The nutritional value of browse foliage from the Thorny Kalahari Dune Bush veld of South Africa is not characterized. Most of this browse species is rich in tannin, but still palatable, and is consumed by ruminants during the dry season, as well as having a role to play in mitigating enteric methane emission from ruminants. In this study, the rumen methane mitigation potential of 19 browse species foliage collected from the Thorny Kalahari Dune Bush veld, was analyzed in terms of chemical composition, in vitro fermentation, digestibility and methane production. In vitro gas and methane production and organic matter digestibility (IVOMD) were determined by using rumen fluid collected, strained and anaerobically prepared. A semi-automated system was used to measure gas production (GP) from each browse species by incubating 400 mg samples in a shaking incubator at 39 °C with or without inclusion of 400 mg of polyethylene glycol (PEG). Data for all the parameters collected were statistically analyzed using the SAS (9.0) general linear model (GLM) procedure, and differences between foliage species were determined using Duncan’s multiple-range test.
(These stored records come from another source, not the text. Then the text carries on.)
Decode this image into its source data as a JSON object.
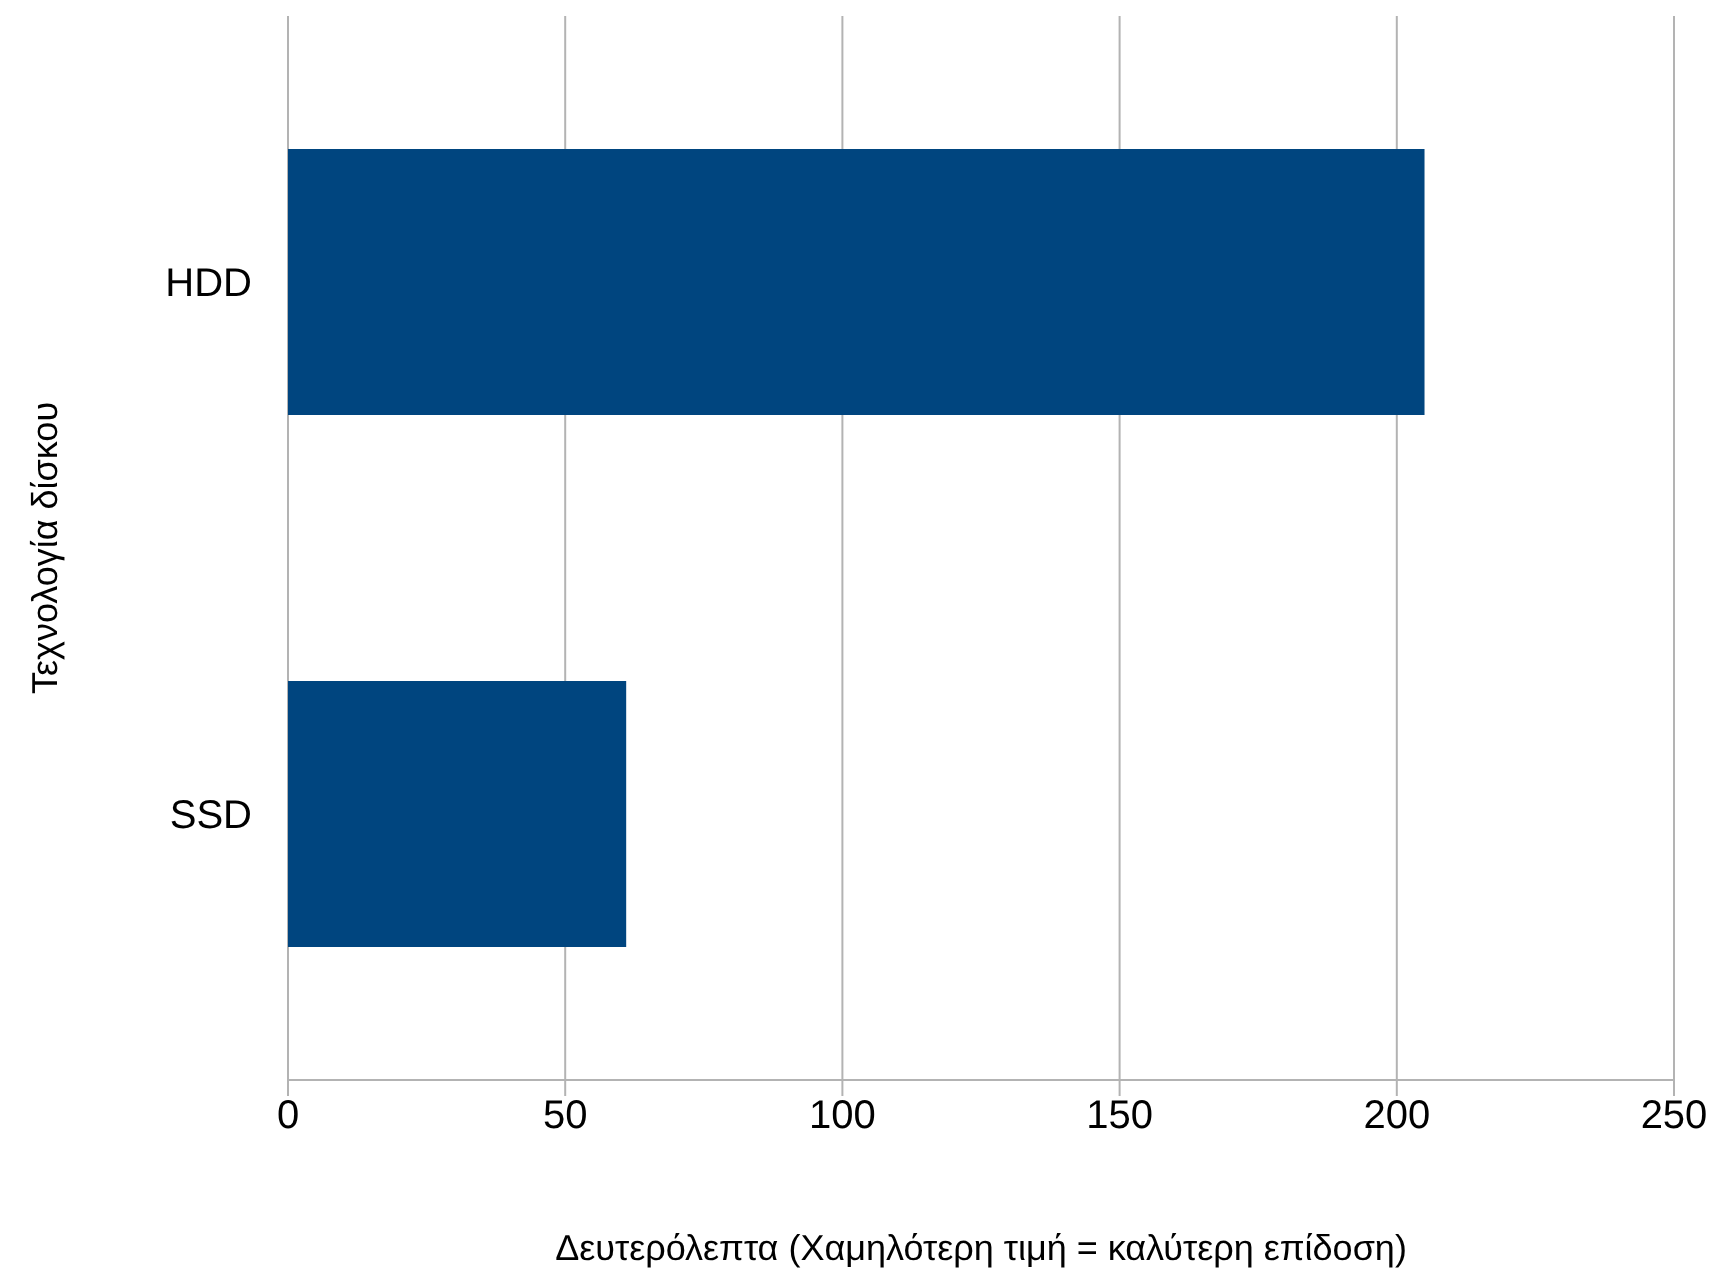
{
  "chart_data": {
    "type": "bar",
    "orientation": "horizontal",
    "xlabel": "Δευτερόλεπτα (Χαμηλότερη τιμή = καλύτερη επίδοση)",
    "ylabel": "Τεχνολογία δίσκου",
    "categories": [
      "HDD",
      "SSD"
    ],
    "series": [
      {
        "color": "#00457f",
        "values": [
          205,
          61
        ]
      }
    ],
    "xlim": [
      0,
      250
    ],
    "xticks": [
      0,
      50,
      100,
      150,
      200,
      250
    ],
    "grid": "x",
    "legend": false
  }
}
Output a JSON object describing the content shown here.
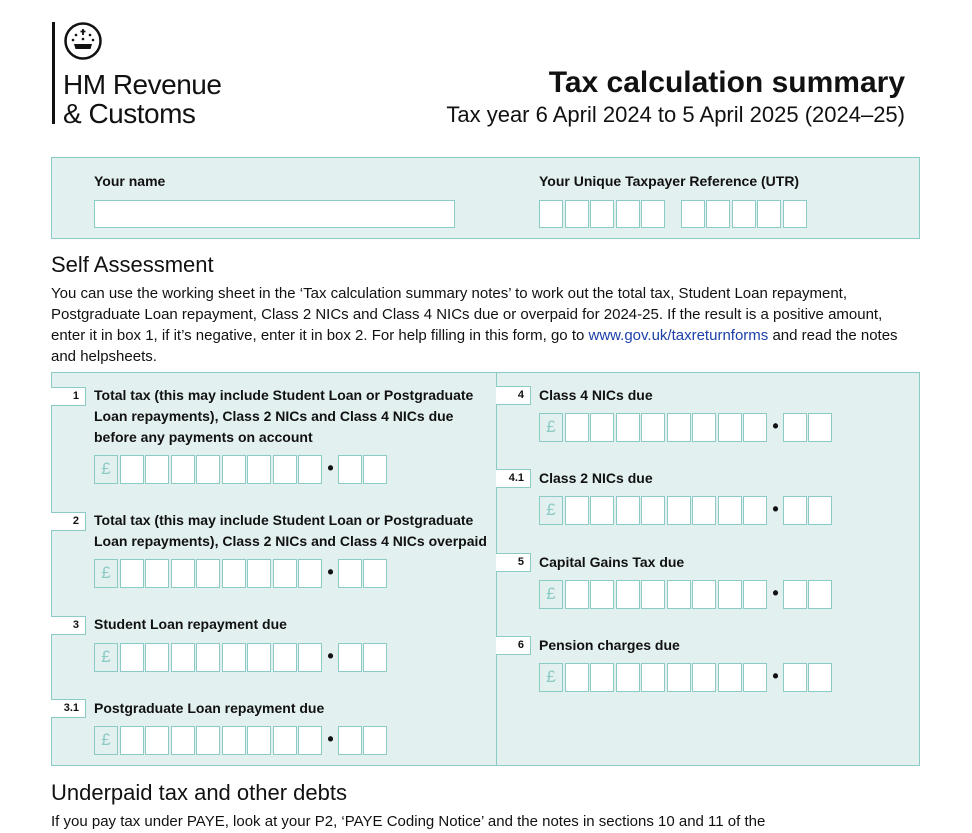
{
  "header": {
    "logo_line1": "HM Revenue",
    "logo_line2": "& Customs",
    "title": "Tax calculation summary",
    "subtitle": "Tax year 6 April 2024 to 5 April 2025 (2024–25)"
  },
  "identity": {
    "name_label": "Your name",
    "name_value": "",
    "utr_label": "Your Unique Taxpayer Reference (UTR)"
  },
  "self_assessment": {
    "heading": "Self Assessment",
    "intro_before_link": "You can use the working sheet in the ‘Tax calculation summary notes’ to work out the total tax, Student Loan repayment, Postgraduate Loan repayment, Class 2 NICs and Class 4 NICs due or overpaid for 2024-25. If the result is a positive amount, enter it in box 1, if it’s negative, enter it in box 2. For help filling in this form, go to ",
    "link": "www.gov.uk/taxreturnforms",
    "intro_after_link": " and read the notes and helpsheets.",
    "currency_symbol": "£",
    "decimal_point": "•",
    "boxes": [
      {
        "number": "1",
        "label": "Total tax (this may include Student Loan or Postgraduate Loan repayments), Class 2 NICs and Class 4 NICs due before any payments on account",
        "value": ""
      },
      {
        "number": "2",
        "label": "Total tax (this may include Student Loan or Postgraduate Loan repayments), Class 2 NICs and Class 4 NICs overpaid",
        "value": ""
      },
      {
        "number": "3",
        "label": "Student Loan repayment due",
        "value": ""
      },
      {
        "number": "3.1",
        "label": "Postgraduate Loan repayment due",
        "value": ""
      },
      {
        "number": "4",
        "label": "Class 4 NICs due",
        "value": ""
      },
      {
        "number": "4.1",
        "label": "Class 2 NICs due",
        "value": ""
      },
      {
        "number": "5",
        "label": "Capital Gains Tax due",
        "value": ""
      },
      {
        "number": "6",
        "label": "Pension charges due",
        "value": ""
      }
    ]
  },
  "underpaid": {
    "heading": "Underpaid tax and other debts",
    "text": "If you pay tax under PAYE, look at your P2, ‘PAYE Coding Notice’ and the notes in sections 10 and 11 of the"
  },
  "colors": {
    "panel": "#e3f0f0",
    "border": "#8ccbc5",
    "link": "#1d3fa8"
  }
}
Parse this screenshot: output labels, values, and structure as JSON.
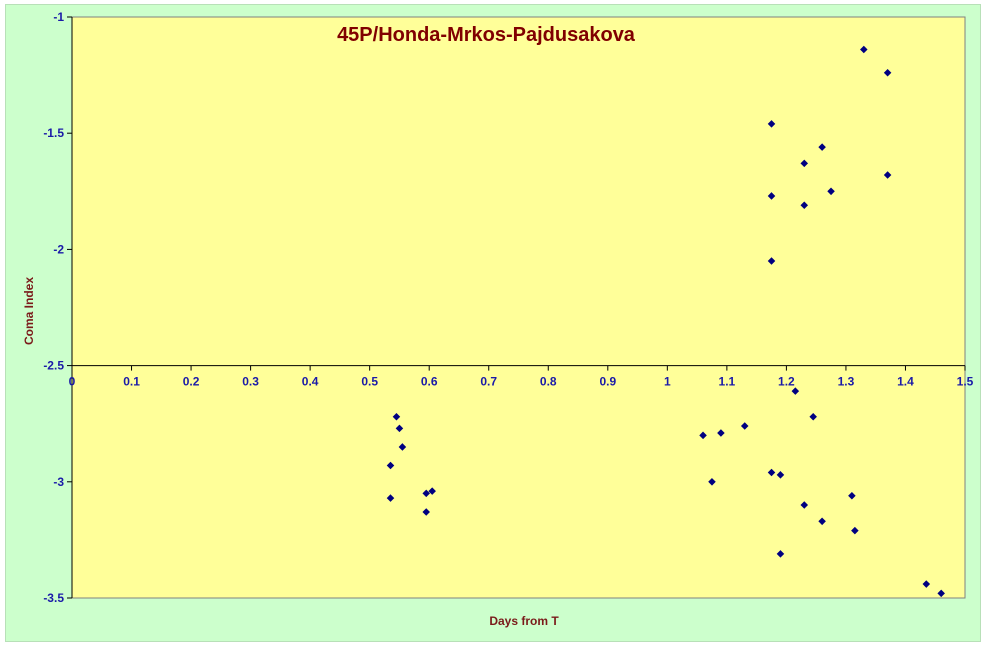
{
  "chart_data": {
    "type": "scatter",
    "title": "45P/Honda-Mrkos-Pajdusakova",
    "xlabel": "Days from T",
    "ylabel": "Coma Index",
    "xlim": [
      0,
      1.5
    ],
    "ylim": [
      -3.5,
      -1
    ],
    "x_ticks": [
      "0",
      "0.1",
      "0.2",
      "0.3",
      "0.4",
      "0.5",
      "0.6",
      "0.7",
      "0.8",
      "0.9",
      "1",
      "1.1",
      "1.2",
      "1.3",
      "1.4",
      "1.5"
    ],
    "y_ticks": [
      "-1",
      "-1.5",
      "-2",
      "-2.5",
      "-3",
      "-3.5"
    ],
    "x_axis_crosses_at": -2.5,
    "grid": false,
    "colors": {
      "plot_background": "#ffff99",
      "chart_background": "#ccffcc",
      "marker": "#000080",
      "title": "#800000",
      "tick_labels": "#1a1aa8"
    },
    "series": [
      {
        "points": [
          [
            0.535,
            -2.93
          ],
          [
            0.535,
            -3.07
          ],
          [
            0.545,
            -2.72
          ],
          [
            0.55,
            -2.77
          ],
          [
            0.555,
            -2.85
          ],
          [
            0.595,
            -3.05
          ],
          [
            0.595,
            -3.13
          ],
          [
            0.605,
            -3.04
          ],
          [
            1.06,
            -2.8
          ],
          [
            1.075,
            -3.0
          ],
          [
            1.09,
            -2.79
          ],
          [
            1.13,
            -2.76
          ],
          [
            1.175,
            -1.46
          ],
          [
            1.175,
            -1.77
          ],
          [
            1.175,
            -2.05
          ],
          [
            1.175,
            -2.96
          ],
          [
            1.19,
            -2.97
          ],
          [
            1.19,
            -3.31
          ],
          [
            1.215,
            -2.61
          ],
          [
            1.23,
            -1.63
          ],
          [
            1.23,
            -1.81
          ],
          [
            1.23,
            -3.1
          ],
          [
            1.245,
            -2.72
          ],
          [
            1.26,
            -1.56
          ],
          [
            1.26,
            -3.17
          ],
          [
            1.275,
            -1.75
          ],
          [
            1.31,
            -3.06
          ],
          [
            1.315,
            -3.21
          ],
          [
            1.33,
            -1.14
          ],
          [
            1.37,
            -1.24
          ],
          [
            1.37,
            -1.68
          ],
          [
            1.435,
            -3.44
          ],
          [
            1.46,
            -3.48
          ]
        ]
      }
    ]
  }
}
Acacia luederitzii and Monechma incanum showed the best potential for decreasing methane production by up to 90 % after 48 h of incubation. The secondary components (mainly tannins) of the browse species appeared to have a significant effect on volatile fatty acids (VFA), methane and gas production as judged by the comparison of samples incubated with or without PEG inclusion. The substantial amount of crude protein (CP) content coupled with their anti-methanogenic effect during fermentation would make these browses a potential mitigation option for small scale farmers and pastoralists in sub-Sahara Africa. However, it is also very important that systematic and strategic supplementation in a mixed diet should be looked at as the way forward in terms of best utilization.